About the job
About Us:
At Fireworks AI, we are at the forefront of creating next-generation generative AI infrastructure. Our cutting-edge platform is recognized for delivering the highest-quality models with unparalleled speed and scalability in inference. Independently benchmarked as a leader in LLM inference speed, we drive significant advancements through innovative projects, including our proprietary function calling and multimodal models. As a Series C company valued at $4 billion and backed by leading investors such as Benchmark, Sequoia, Lightspeed, Index, and Evantic, we are a dynamic team of builders, comprised of veterans from Meta PyTorch and Google Vertex AI.
The Role:
We are seeking a talented Software Engineer to join our AI Infrastructure team. In this pivotal role, you will contribute to designing and developing the foundational systems that power Fireworks AI’s generative AI platform. Your focus will be on building robust infrastructure and tools that guarantee the reliability, performance, quality, and availability of our AI systems.
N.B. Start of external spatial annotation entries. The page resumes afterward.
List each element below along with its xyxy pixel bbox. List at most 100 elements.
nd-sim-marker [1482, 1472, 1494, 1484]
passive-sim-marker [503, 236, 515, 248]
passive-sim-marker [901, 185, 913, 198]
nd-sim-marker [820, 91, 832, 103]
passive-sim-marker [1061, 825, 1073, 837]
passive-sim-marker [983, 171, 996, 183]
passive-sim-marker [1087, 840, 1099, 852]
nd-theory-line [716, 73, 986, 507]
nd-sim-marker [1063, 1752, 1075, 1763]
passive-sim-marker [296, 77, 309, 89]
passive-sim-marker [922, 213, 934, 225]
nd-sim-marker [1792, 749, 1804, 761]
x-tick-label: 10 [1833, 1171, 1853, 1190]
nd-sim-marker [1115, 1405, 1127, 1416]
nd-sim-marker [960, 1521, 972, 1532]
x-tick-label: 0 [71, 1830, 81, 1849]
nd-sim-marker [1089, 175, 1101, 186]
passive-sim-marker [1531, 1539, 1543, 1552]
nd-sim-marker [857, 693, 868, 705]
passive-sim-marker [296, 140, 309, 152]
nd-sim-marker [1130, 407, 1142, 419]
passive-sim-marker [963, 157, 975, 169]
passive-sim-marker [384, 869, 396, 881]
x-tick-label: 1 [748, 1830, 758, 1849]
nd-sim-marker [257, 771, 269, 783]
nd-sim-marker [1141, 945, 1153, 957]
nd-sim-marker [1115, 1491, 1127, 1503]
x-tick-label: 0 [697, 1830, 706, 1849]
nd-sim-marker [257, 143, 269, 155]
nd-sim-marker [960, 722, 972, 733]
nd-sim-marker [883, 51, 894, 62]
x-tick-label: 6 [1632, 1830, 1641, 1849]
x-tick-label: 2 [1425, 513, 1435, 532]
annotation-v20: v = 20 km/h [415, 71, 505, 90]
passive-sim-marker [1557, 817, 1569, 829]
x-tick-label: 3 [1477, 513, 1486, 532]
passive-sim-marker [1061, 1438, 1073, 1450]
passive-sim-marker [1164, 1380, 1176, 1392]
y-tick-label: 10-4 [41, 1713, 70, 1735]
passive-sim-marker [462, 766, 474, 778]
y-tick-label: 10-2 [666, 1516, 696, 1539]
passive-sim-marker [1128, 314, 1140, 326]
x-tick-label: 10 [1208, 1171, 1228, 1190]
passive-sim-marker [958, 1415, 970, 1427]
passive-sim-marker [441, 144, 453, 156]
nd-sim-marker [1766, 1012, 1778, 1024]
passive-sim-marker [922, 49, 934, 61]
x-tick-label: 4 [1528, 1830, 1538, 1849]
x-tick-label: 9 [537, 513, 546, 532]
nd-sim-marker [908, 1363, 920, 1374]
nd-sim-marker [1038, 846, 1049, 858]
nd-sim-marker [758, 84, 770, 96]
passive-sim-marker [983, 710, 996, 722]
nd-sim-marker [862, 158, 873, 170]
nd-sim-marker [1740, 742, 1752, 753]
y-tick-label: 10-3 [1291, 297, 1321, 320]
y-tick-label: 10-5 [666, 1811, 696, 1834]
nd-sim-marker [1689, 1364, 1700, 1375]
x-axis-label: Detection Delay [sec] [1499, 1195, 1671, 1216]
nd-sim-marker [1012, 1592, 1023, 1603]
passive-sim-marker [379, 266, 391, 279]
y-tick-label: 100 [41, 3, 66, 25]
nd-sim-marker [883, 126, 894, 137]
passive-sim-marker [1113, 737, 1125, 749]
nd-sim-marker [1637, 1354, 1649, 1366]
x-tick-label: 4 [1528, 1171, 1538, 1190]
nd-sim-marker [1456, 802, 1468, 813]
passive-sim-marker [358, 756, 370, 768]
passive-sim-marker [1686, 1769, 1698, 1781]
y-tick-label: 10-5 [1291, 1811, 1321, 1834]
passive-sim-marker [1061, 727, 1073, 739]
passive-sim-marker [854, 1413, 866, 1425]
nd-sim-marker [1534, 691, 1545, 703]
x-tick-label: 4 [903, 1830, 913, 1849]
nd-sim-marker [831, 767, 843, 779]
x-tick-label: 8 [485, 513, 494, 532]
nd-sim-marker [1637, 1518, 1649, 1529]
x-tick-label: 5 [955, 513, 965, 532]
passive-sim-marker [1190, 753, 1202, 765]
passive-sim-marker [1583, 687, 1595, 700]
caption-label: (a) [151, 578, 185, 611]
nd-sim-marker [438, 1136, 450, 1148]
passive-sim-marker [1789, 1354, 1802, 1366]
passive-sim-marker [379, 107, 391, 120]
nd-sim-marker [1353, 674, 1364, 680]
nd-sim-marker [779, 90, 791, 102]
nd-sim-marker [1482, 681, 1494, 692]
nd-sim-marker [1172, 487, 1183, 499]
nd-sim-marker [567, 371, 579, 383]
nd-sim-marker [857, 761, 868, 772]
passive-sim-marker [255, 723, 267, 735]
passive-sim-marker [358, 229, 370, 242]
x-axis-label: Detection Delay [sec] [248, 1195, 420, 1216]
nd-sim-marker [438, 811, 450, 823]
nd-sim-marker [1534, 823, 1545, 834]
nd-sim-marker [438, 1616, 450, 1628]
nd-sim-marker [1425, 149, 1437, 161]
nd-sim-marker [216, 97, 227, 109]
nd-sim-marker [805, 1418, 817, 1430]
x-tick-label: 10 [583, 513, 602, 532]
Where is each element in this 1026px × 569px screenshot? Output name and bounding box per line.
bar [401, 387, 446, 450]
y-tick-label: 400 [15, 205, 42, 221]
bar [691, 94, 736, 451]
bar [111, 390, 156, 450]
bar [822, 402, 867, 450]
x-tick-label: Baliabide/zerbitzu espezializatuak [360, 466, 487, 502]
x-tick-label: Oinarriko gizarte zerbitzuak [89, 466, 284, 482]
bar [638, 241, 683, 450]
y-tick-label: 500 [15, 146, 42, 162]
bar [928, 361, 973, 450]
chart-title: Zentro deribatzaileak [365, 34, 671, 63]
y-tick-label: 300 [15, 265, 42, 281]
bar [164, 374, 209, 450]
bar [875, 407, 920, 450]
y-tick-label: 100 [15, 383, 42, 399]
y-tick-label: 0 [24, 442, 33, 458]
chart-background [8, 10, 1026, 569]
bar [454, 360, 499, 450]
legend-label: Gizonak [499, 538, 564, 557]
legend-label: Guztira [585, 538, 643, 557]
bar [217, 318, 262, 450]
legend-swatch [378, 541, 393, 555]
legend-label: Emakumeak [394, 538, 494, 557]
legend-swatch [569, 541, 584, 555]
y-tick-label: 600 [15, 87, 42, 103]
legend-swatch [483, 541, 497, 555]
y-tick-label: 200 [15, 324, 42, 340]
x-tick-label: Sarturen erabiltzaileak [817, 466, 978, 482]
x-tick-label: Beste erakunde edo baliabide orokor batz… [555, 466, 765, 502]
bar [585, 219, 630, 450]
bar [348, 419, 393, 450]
Our mission is to establish Fireworks AI as the most dependable and user-friendly generative AI platform globally. You will collaborate closely with our cloud infrastructure, product, and performance teams to create infrastructure solutions that connect our customers with the high-performance proprietary Fireworks inference engine.
Key Responsibilities:
- Design and develop scalable backend infrastructure supporting distributed training, inference, and data pipelines.
- Build and maintain essential backend services, including LLM CI/CD pipelines, control planes, and model serving systems.
- Enhance performance optimization, cost efficiency, and reliability across compute, storage, and networking layers.
- Create frameworks and safeguards to ensure Fireworks AI maintains the highest model quality in the industry.
- Work alongside performance, training, and product teams to translate research and product requirements into effective infrastructure solutions.
- Engage in code reviews, technical discussions, and continuous integration and deployment processes.